MANAGED CARE: New Regulatory Department Proposed
Gov. Pete Wilson Friday proposed to create a new Department of Managed Health Care, which would assume the managed care regulatory functions currently held by the state Department of Corporations, the Sacramento Bee reports (5/2). Under Wilson's proposal, the other functions of the Department of Corporations would be transferred to a new Department of Financial Services, effectively abolishing the Department of Corporations. Wilson said in a statement, "This reorganization plan is a fundamental first step towards ensuring that government keeps pace with the enormous changes occurring within the health care industry." He added, "I'm confident that creating this department is the most expedient way of providing consumers with improved quality control, accountability and efficiency in the administration of California's health care laws" (AP/Los Angeles Times, 5/2). Under Wilson's plan, the department would be headed by a single director appointed by him and would include "a new enforcement arm and additional staff in the consumer services unit." Consumer advocates and state Senate Democrats have been advocating for a commission comprised of "appointees of the governor and the Legislature," the Bee reports. The plan will go into effect July 1, 1999, "unless one house of the Legislature rejects the proposal" (5/2).

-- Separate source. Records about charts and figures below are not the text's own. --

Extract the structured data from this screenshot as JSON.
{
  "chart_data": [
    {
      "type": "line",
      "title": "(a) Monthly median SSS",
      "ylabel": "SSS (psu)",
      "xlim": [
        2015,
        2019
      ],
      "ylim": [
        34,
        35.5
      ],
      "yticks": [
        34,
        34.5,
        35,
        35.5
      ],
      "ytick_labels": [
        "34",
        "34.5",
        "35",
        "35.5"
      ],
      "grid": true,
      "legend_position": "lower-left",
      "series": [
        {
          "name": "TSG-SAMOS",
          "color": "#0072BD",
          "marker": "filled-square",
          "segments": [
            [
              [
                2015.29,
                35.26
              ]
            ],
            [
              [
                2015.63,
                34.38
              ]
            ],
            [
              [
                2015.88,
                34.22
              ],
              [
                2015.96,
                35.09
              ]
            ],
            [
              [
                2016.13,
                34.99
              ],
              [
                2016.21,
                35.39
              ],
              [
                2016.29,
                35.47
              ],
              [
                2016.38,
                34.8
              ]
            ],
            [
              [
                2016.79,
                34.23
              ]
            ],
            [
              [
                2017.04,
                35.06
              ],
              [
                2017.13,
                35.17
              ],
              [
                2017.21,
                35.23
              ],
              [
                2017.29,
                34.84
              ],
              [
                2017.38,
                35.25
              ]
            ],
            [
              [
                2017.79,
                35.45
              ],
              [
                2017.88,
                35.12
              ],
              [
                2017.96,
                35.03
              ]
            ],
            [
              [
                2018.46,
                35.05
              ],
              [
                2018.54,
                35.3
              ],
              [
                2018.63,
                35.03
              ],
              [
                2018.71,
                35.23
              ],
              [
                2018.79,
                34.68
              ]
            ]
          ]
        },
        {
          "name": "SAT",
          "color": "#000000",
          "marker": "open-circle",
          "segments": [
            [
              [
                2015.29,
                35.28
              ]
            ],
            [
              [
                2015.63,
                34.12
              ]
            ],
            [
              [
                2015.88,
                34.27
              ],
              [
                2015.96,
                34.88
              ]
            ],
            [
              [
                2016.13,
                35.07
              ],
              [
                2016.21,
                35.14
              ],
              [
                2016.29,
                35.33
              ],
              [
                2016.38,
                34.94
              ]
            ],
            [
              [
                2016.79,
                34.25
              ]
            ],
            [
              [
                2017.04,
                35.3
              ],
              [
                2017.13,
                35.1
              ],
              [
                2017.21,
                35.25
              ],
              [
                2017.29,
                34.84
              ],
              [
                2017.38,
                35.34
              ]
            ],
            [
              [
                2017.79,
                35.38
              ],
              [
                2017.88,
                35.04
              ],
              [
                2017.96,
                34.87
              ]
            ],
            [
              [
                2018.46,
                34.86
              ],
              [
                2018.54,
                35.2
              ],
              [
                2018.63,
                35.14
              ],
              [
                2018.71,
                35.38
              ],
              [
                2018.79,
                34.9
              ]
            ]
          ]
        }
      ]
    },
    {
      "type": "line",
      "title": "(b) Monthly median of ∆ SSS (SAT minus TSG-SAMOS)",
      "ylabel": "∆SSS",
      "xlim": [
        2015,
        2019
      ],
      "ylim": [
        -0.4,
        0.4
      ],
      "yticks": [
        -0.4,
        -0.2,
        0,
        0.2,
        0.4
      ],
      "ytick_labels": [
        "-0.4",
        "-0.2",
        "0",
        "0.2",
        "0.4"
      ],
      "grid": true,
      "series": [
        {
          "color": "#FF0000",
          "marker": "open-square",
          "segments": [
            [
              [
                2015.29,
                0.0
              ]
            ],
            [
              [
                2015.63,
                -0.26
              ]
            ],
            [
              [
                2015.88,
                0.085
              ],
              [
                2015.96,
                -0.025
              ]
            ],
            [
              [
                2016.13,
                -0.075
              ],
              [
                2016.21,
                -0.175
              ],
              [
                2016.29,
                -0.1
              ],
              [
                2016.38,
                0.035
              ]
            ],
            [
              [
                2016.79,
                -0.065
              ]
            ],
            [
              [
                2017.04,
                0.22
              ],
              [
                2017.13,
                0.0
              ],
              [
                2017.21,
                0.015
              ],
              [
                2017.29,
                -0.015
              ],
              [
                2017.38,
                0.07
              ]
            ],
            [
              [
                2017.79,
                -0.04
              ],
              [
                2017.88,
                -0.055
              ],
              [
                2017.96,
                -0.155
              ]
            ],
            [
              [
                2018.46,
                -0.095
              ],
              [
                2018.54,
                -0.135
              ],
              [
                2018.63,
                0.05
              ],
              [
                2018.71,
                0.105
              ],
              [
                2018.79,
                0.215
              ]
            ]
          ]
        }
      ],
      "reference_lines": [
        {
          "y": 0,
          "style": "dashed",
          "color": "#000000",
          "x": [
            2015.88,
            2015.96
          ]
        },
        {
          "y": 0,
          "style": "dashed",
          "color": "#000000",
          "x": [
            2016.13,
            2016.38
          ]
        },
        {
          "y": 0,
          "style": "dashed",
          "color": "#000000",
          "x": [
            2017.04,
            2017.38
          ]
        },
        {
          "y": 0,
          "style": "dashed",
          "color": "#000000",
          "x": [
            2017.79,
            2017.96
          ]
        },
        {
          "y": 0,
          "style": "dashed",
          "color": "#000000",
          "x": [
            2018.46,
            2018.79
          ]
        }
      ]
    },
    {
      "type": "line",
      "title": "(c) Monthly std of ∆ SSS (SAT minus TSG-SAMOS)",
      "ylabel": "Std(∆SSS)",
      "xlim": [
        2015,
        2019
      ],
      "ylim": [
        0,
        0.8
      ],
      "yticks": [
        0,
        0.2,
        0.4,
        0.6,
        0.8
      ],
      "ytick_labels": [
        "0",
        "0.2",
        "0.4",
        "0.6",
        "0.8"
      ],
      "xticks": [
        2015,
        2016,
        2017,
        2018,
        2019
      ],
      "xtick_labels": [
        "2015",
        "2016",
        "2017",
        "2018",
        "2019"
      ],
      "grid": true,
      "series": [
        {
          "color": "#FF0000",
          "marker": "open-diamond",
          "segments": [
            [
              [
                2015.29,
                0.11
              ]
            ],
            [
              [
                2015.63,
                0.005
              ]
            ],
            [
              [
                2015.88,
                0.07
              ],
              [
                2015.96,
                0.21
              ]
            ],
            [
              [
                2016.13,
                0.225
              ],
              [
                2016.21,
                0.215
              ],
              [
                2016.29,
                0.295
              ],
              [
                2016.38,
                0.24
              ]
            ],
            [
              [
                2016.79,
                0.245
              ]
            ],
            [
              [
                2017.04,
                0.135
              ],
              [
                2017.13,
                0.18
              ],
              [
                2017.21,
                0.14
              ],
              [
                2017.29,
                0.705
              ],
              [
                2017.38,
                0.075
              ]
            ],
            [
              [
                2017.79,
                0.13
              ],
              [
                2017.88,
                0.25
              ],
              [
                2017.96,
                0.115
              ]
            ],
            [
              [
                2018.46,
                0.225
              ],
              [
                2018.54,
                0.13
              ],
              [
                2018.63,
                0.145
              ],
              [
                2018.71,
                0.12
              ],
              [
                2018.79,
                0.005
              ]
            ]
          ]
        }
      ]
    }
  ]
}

Jamie Court, director of Consumers for Quality Care, said the governor's plan is "'a slick and ineffective response' to problems in the managed health care industry" (AP/Los Angeles Times, 5/2). Noting that the "single-appointee state HMO regulator oversight system has woefully failed consumers," he said, "This is a placebo for patient problems. This is aspirin for an open wound. A single gubernatorial appointee to oversee HMOs is accountable to no one but the governor and, inevitably, the governor's campaign contributors, the HMO industry" (release, 5/1). Howard Owens, president of Health Access California, said, "Simply splitting the Department of Corporations into two parts ... is not nearly good enough. That is just reshuffling the boxes on the organization chart" (release, 5/1).